И деньги надо уметь зарабатывать. Для того, чтобы зарабатывать, надо быть профессионалом. Чтобы зарабатывать побольше, надо быть популярным профессионалом. Чтобы зарабатывать еще побольше, надо быть востребованным популярным профессионалом. Поэтому я Вам советую для начала научиться вот всему этому. И стать таким журналистом, вот чтобы Вас… «Ой, вот есть такой журналист, Илья, он очень дорого стоит, но он потрясающий, потому что он великолепно держится, прекрасно выглядит, роскошно берет интервью и просто это наш царь и бог». Понимаете? А когда вы начинаете уходить в какую-то оппозицию, вот пример — Татьяна Самойлова. Она насильно все время хочет говорить «я другая, я оппозиция». И это невозможно — быть одной оппозицией. Надо издавать журнал, а не стоять все время в такой оборонительной…
Делайте свою работу, но я считаю так – никогда не становитесь против дула пушки. Никогда не стойте рядом с ней – обожжетесь, когда будет стоять. Но на некотором расстоянии все-таки, в тепле пушки и в направлении выстрела. Это, конечно, форма оппортунизма. Но если мы, художники, не будем стараться форму настоящего существования вложить в пазл общественной мысли сегодняшнего дня, мы становимся отшельниками, которых писал мой папа. Мы становимся хиппи, мы становимся бомжами, мы становимся алкоголиками, мы становимся злыми людьми, озлобленными на всех. Их очень много, которые ненавидят всех, которые говорят: соседи сволочи, жена сволочь, управдом сволочь. Правильно? В собесе сволочи. Согласны?
Улыбка, обаяние, которые каждый человек должен в себе развивать, желание найти общий язык, а не говорить «у меня нет общего языка». Потому что изначально у нас нет общего языка ни с одним человеком. Ну как у нас может быть общий язык? Я думаю, все родились в разных местах, разных семьях, получили разное образование, многие из нас разных наций, разных вероисповеданий – разного всего. Найти язык каким-то образом. Сначала говорите о дожде и хорошей погоде. Начинайте издалека, делайте людям комплименты, говорите приятные вещи.
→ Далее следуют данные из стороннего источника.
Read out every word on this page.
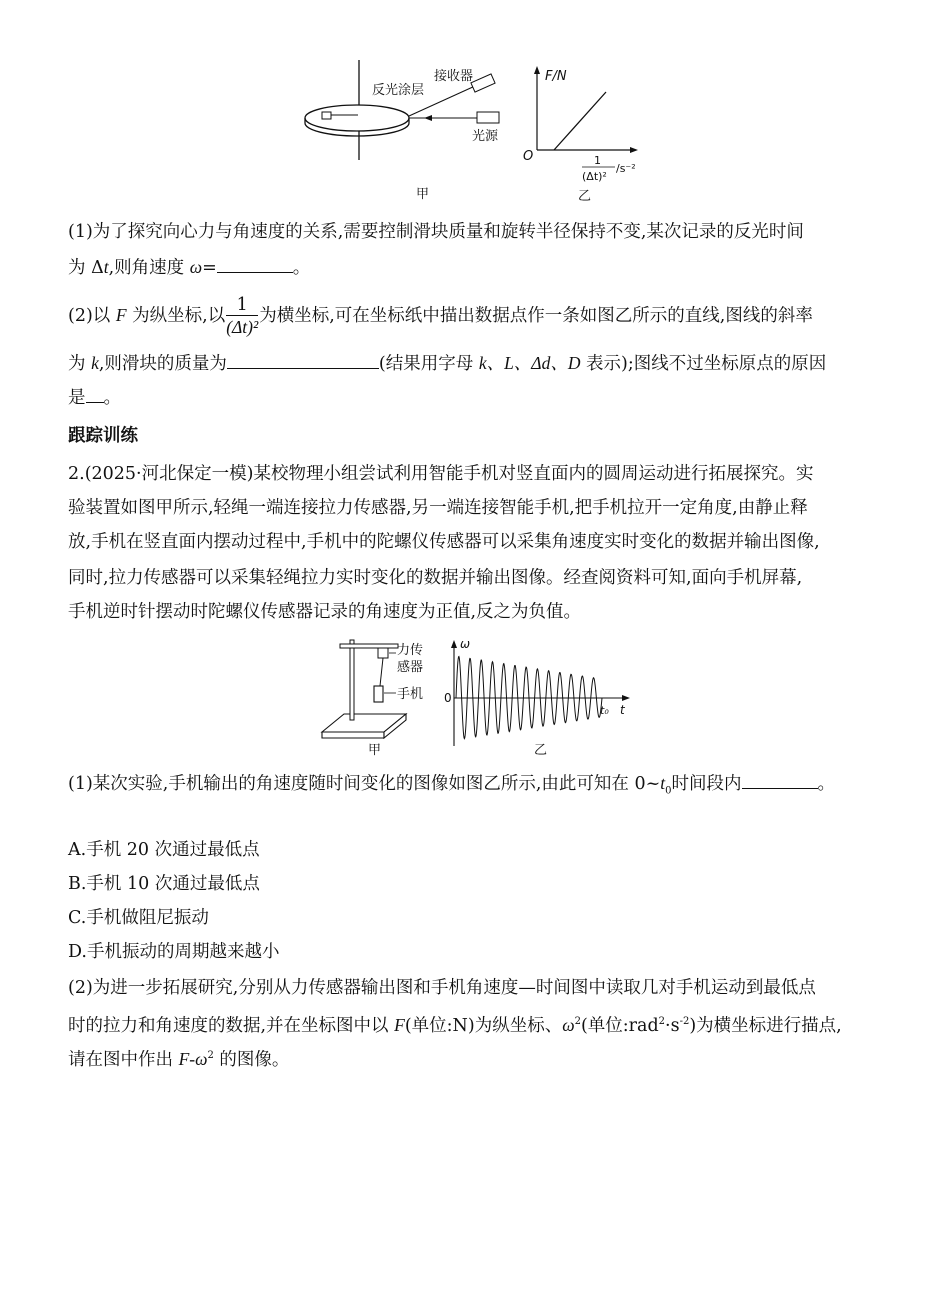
反光涂层
接收器
光源
甲
F/N
O	1
(Δt)²
/s⁻²
乙
(1)为了探究向心力与角速度的关系,需要控制滑块质量和旋转半径保持不变,某次记录的反光时间
为 Δt,则角速度 ω=	。
(2)以 F 为纵坐标,以 $\frac{1}{\text{(Δt)²}}$ 为横坐标,可在坐标纸中描出数据点作一条如图乙所示的直线,图线的斜率
为 k,则滑块的质量为	(结果用字母 k、L、Δd、D 表示);图线不过坐标原点的原因
是 。
跟踪训练
2.(2025·河北保定一模)某校物理小组尝试利用智能手机对竖直面内的圆周运动进行拓展探究。实
验装置如图甲所示,轻绳一端连接拉力传感器,另一端连接智能手机,把手机拉开一定角度,由静止释
放,手机在竖直面内摆动过程中,手机中的陀螺仪传感器可以采集角速度实时变化的数据并输出图像,
同时,拉力传感器可以采集轻绳拉力实时变化的数据并输出图像。经查阅资料可知,面向手机屏幕,
手机逆时针摆动时陀螺仪传感器记录的角速度为正值,反之为负值。
力传
感器
手机
甲
ω
0
t₀ t
乙
(1)某次实验,手机输出的角速度随时间变化的图像如图乙所示,由此可知在 $0\sim t_0$时间段内	。
A.手机 20 次通过最低点
B.手机 10 次通过最低点
C.手机做阻尼振动
D.手机振动的周期越来越小
(2)为进一步拓展研究,分别从力传感器输出图和手机角速度—时间图中读取几对手机运动到最低点
时的拉力和角速度的数据,并在坐标图中以 F(单位:N)为纵坐标、$\omega^2$(单位$:rad^2\cdot s^{-2}$)为横坐标进行描点,
请在图中作出 $F-\omega^2$ 的图像。
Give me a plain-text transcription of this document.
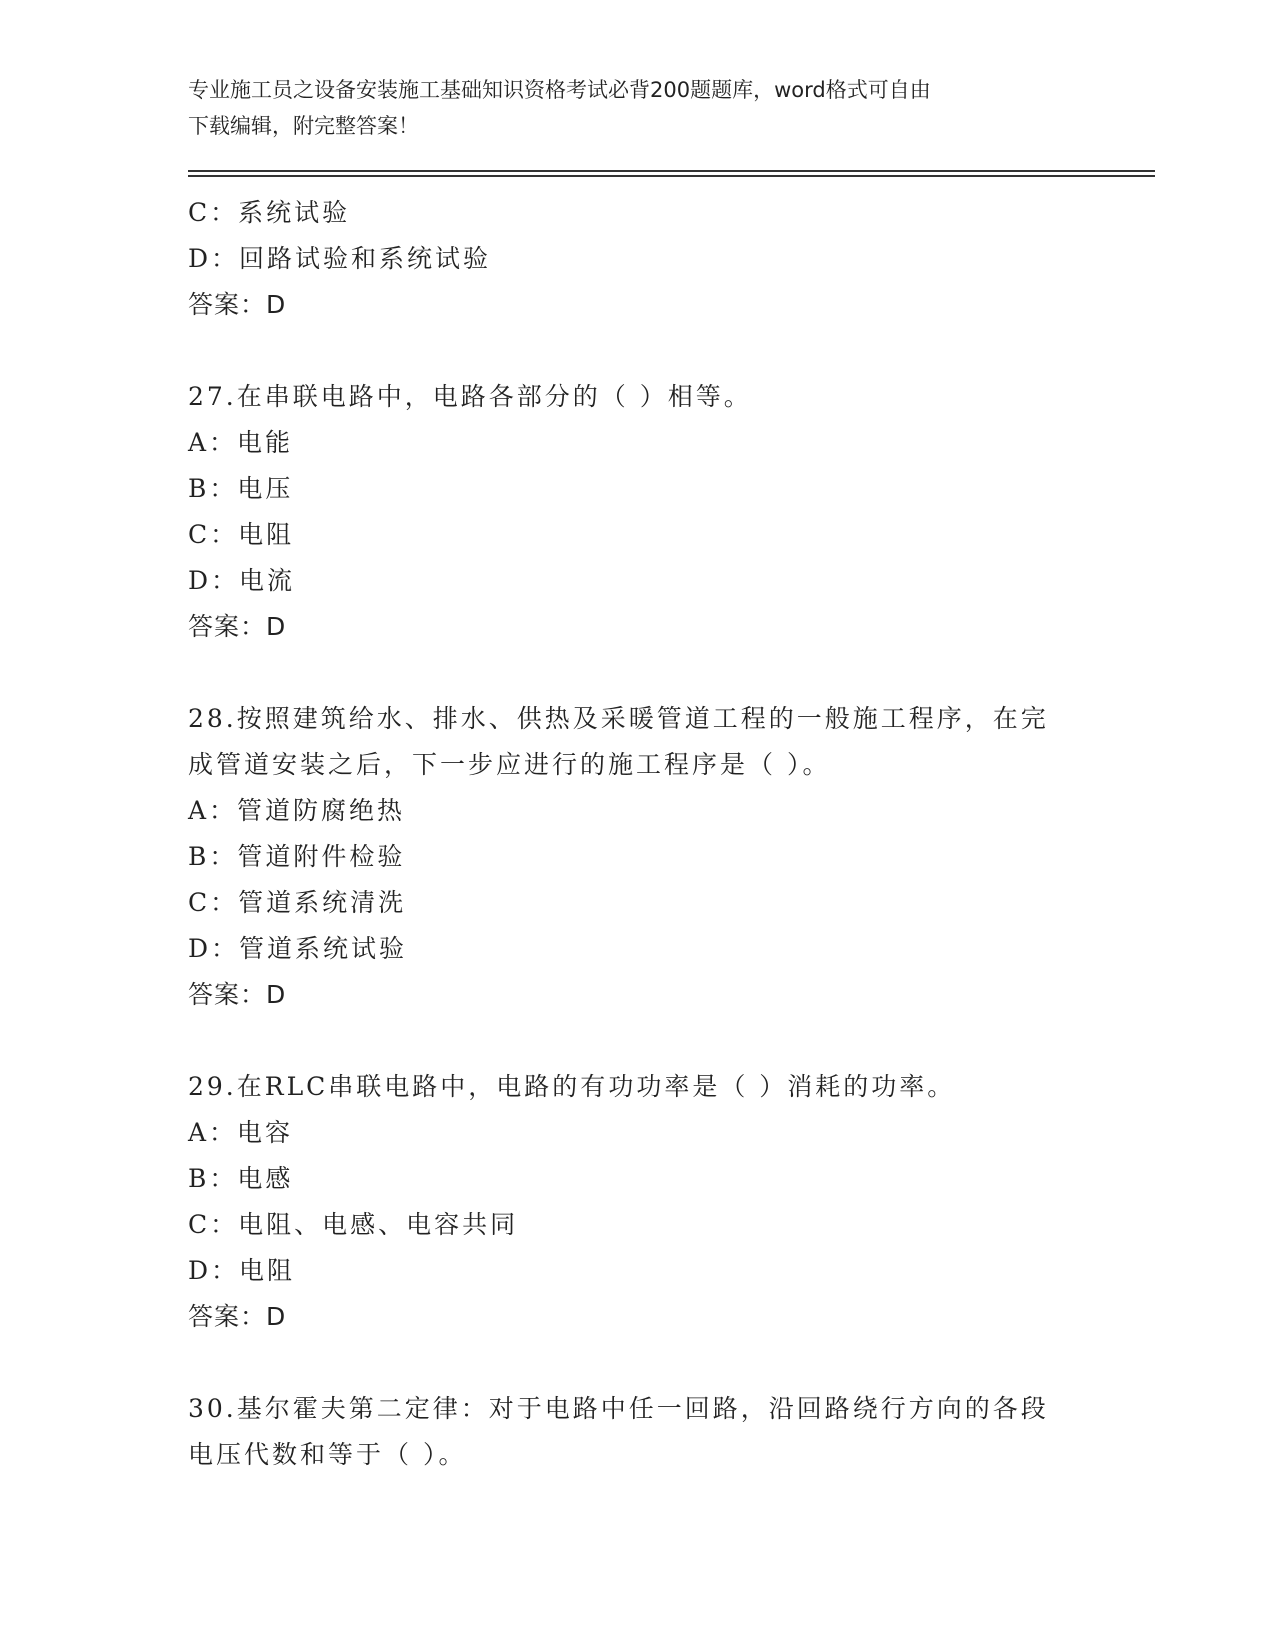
专业施工员之设备安装施工基础知识资格考试必背200题题库，word格式可自由
下载编辑，附完整答案！
C：系统试验
D：回路试验和系统试验
答案：D
27.在串联电路中，电路各部分的（ ）相等。
A：电能
B：电压
C：电阻
D：电流
答案：D
28.按照建筑给水、排水、供热及采暖管道工程的一般施工程序，在完
成管道安装之后，下一步应进行的施工程序是（ ）。
A：管道防腐绝热
B：管道附件检验
C：管道系统清洗
D：管道系统试验
答案：D
29.在RLC串联电路中，电路的有功功率是（ ）消耗的功率。
A：电容
B：电感
C：电阻、电感、电容共同
D：电阻
答案：D
30.基尔霍夫第二定律：对于电路中任一回路，沿回路绕行方向的各段
电压代数和等于（ ）。
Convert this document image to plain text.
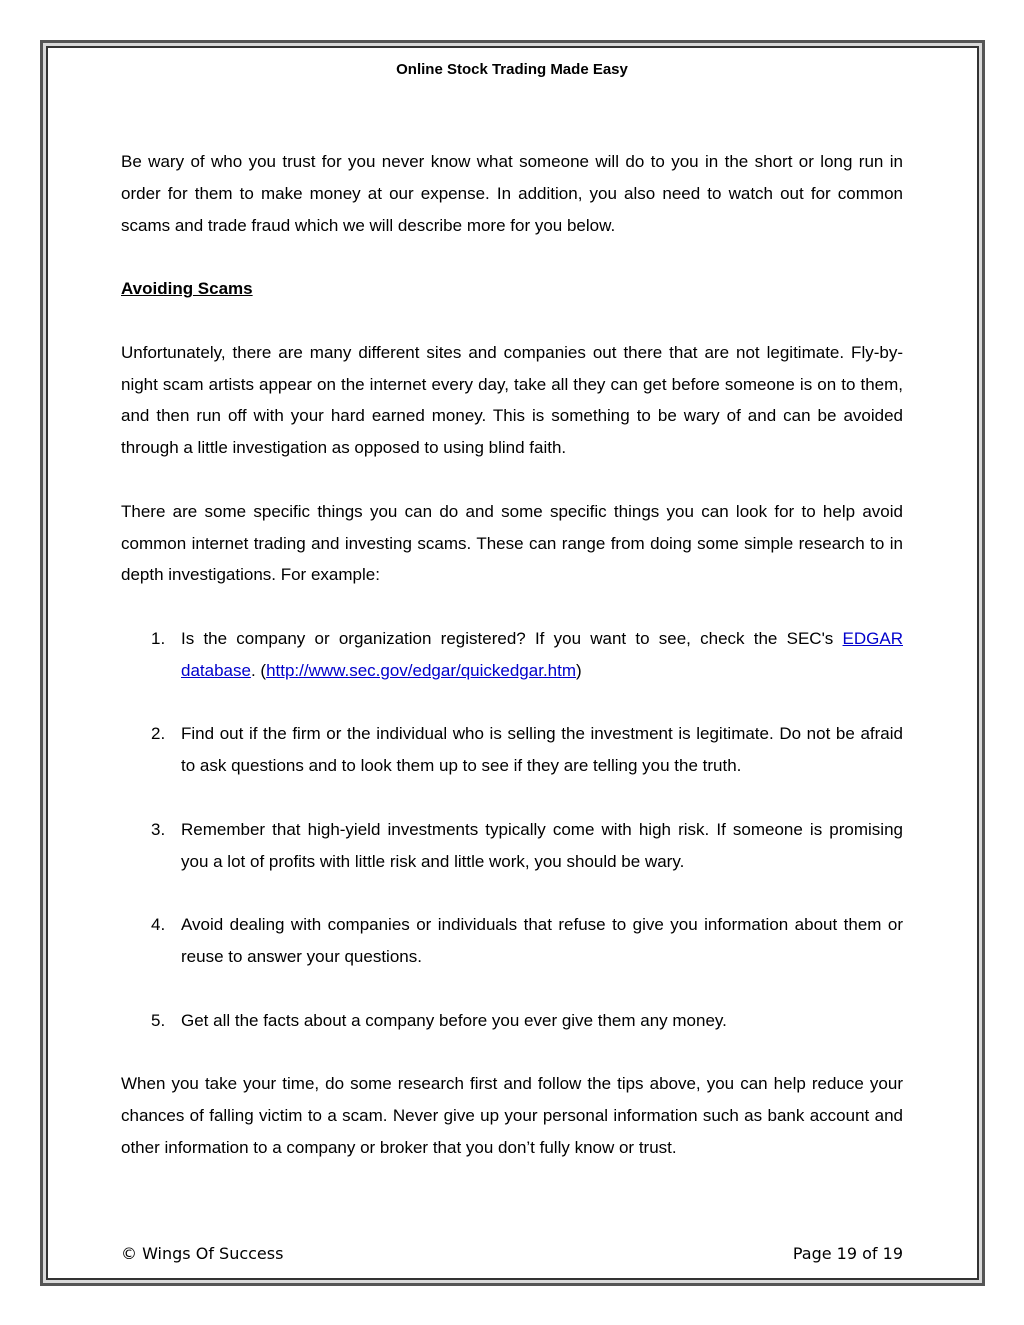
Online Stock Trading Made Easy

Be wary of who you trust for you never know what someone will do to you in the short or long run in order for them to make money at our expense. In addition, you also need to watch out for common scams and trade fraud which we will describe more for you below.

Avoiding Scams

Unfortunately, there are many different sites and companies out there that are not legitimate. Fly-by-night scam artists appear on the internet every day, take all they can get before someone is on to them, and then run off with your hard earned money. This is something to be wary of and can be avoided through a little investigation as opposed to using blind faith.

There are some specific things you can do and some specific things you can look for to help avoid common internet trading and investing scams. These can range from doing some simple research to in depth investigations. For example:

1. Is the company or organization registered? If you want to see, check the SEC's EDGAR database. (http://www.sec.gov/edgar/quickedgar.htm)
2. Find out if the firm or the individual who is selling the investment is legitimate. Do not be afraid to ask questions and to look them up to see if they are telling you the truth.
3. Remember that high-yield investments typically come with high risk. If someone is promising you a lot of profits with little risk and little work, you should be wary.
4. Avoid dealing with companies or individuals that refuse to give you information about them or reuse to answer your questions.
5. Get all the facts about a company before you ever give them any money.

When you take your time, do some research first and follow the tips above, you can help reduce your chances of falling victim to a scam. Never give up your personal information such as bank account and other information to a company or broker that you don’t fully know or trust.

© Wings Of Success	Page 19 of 19
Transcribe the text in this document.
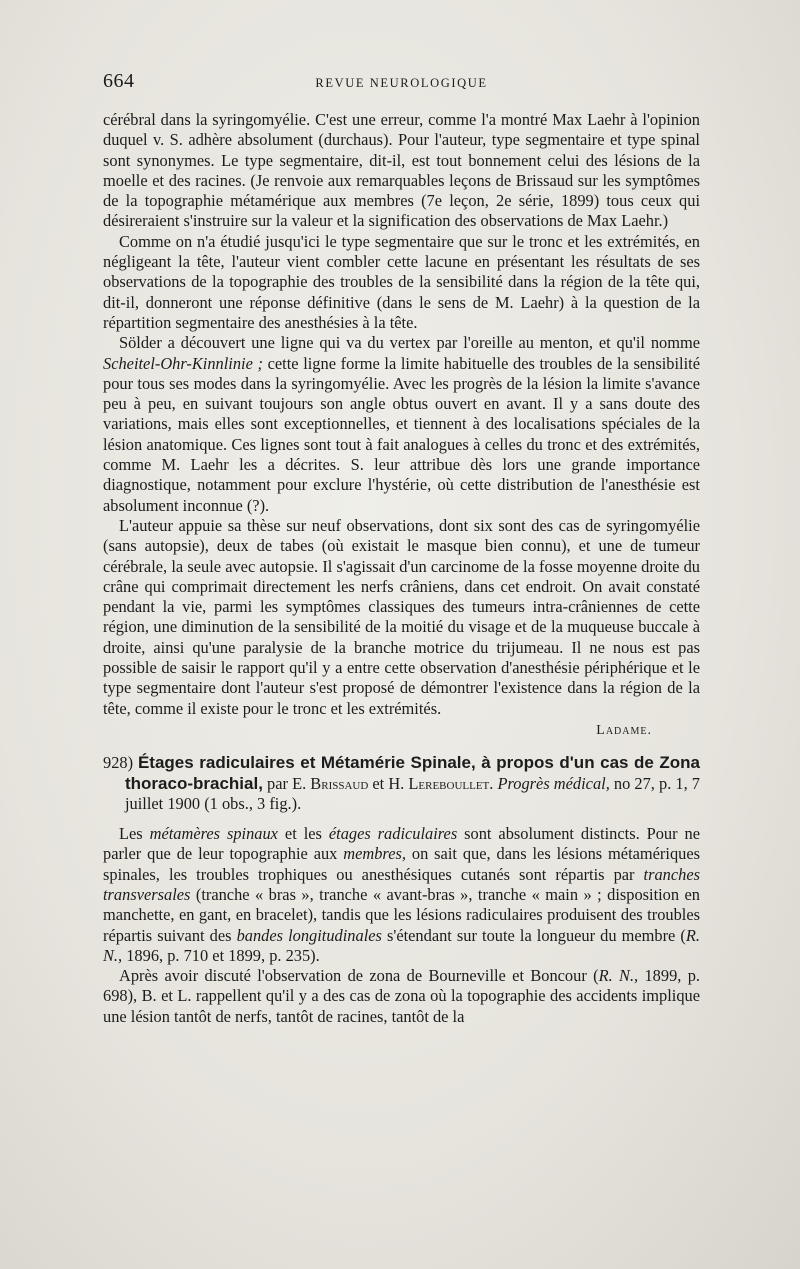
664	REVUE NEUROLOGIQUE

cérébral dans la syringomyélie. C'est une erreur, comme l'a montré Max Laehr à l'opinion duquel v. S. adhère absolument (durchaus). Pour l'auteur, type segmentaire et type spinal sont synonymes. Le type segmentaire, dit-il, est tout bonnement celui des lésions de la moelle et des racines. (Je renvoie aux remarquables leçons de Brissaud sur les symptômes de la topographie métamérique aux membres (7e leçon, 2e série, 1899) tous ceux qui désireraient s'instruire sur la valeur et la signification des observations de Max Laehr.)

Comme on n'a étudié jusqu'ici le type segmentaire que sur le tronc et les extrémités, en négligeant la tête, l'auteur vient combler cette lacune en présentant les résultats de ses observations de la topographie des troubles de la sensibilité dans la région de la tête qui, dit-il, donneront une réponse définitive (dans le sens de M. Laehr) à la question de la répartition segmentaire des anesthésies à la tête.

Sölder a découvert une ligne qui va du vertex par l'oreille au menton, et qu'il nomme Scheitel-Ohr-Kinnlinie ; cette ligne forme la limite habituelle des troubles de la sensibilité pour tous ses modes dans la syringomyélie. Avec les progrès de la lésion la limite s'avance peu à peu, en suivant toujours son angle obtus ouvert en avant. Il y a sans doute des variations, mais elles sont exceptionnelles, et tiennent à des localisations spéciales de la lésion anatomique. Ces lignes sont tout à fait analogues à celles du tronc et des extrémités, comme M. Laehr les a décrites. S. leur attribue dès lors une grande importance diagnostique, notamment pour exclure l'hystérie, où cette distribution de l'anesthésie est absolument inconnue (?).

L'auteur appuie sa thèse sur neuf observations, dont six sont des cas de syringomyélie (sans autopsie), deux de tabes (où existait le masque bien connu), et une de tumeur cérébrale, la seule avec autopsie. Il s'agissait d'un carcinome de la fosse moyenne droite du crâne qui comprimait directement les nerfs crâniens, dans cet endroit. On avait constaté pendant la vie, parmi les symptômes classiques des tumeurs intra-crâniennes de cette région, une diminution de la sensibilité de la moitié du visage et de la muqueuse buccale à droite, ainsi qu'une paralysie de la branche motrice du trijumeau. Il ne nous est pas possible de saisir le rapport qu'il y a entre cette observation d'anesthésie périphérique et le type segmentaire dont l'auteur s'est proposé de démontrer l'existence dans la région de la tête, comme il existe pour le tronc et les extrémités.

Ladame.

928) Étages radiculaires et Métamérie Spinale, à propos d'un cas de Zona thoraco-brachial, par E. Brissaud et H. Lereboullet. Progrès médical, no 27, p. 1, 7 juillet 1900 (1 obs., 3 fig.).

Les métamères spinaux et les étages radiculaires sont absolument distincts. Pour ne parler que de leur topographie aux membres, on sait que, dans les lésions métamériques spinales, les troubles trophiques ou anesthésiques cutanés sont répartis par tranches transversales (tranche « bras », tranche « avant-bras », tranche « main » ; disposition en manchette, en gant, en bracelet), tandis que les lésions radiculaires produisent des troubles répartis suivant des bandes longitudinales s'étendant sur toute la longueur du membre (R. N., 1896, p. 710 et 1899, p. 235).

Après avoir discuté l'observation de zona de Bourneville et Boncour (R. N., 1899, p. 698), B. et L. rappellent qu'il y a des cas de zona où la topographie des accidents implique une lésion tantôt de nerfs, tantôt de racines, tantôt de la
Во всяком случае, я пацифист. Я абсолютно ненавижу войну. И больше всего на свете боюсь ее. Любая война может разрушить весь мой иллюзорный мир. Он весь построен на мирной жизни. Значит, погибнет моя телепередача, погибнет моя коллекция, погибнет хотя бы один из моих домов, которых у меня пять.
Поэтому надо все время думать о сохранении мира, поэтому я за…
— …сохранение мира.
— Да, за сохранение мира. Я за позитив, за радость, общение. Гадость сказать можно каждому. А вот найти слова добра гораздо труднее. Я просто рекомендую это всем.
— Но дух времени, он все-таки другой. Мы сейчас переработали все наследие многовековое, вот эта эпоха постмодерна заканчивается, и мы говорим о чем-то… даже уже не постмодерне, наверное. Скажите, у Вас нет ощущения конца времен?
— Конечно. Полное. Настал новый век. Каждый век диктует свои законы. Мы сейчас все во власти двадцатого века.
— То есть Вы считаете, что еще не избавились?
— Нет-нет. Это только после войны будет.
— То есть очищение войной, да?
— Только. Всегда. Я думаю, что в 12 году будет война, и тогда мы уже придем к новому. В каждое столетие от 12 до 14 года бывает война. Так принято. Но я не хотел бы ее.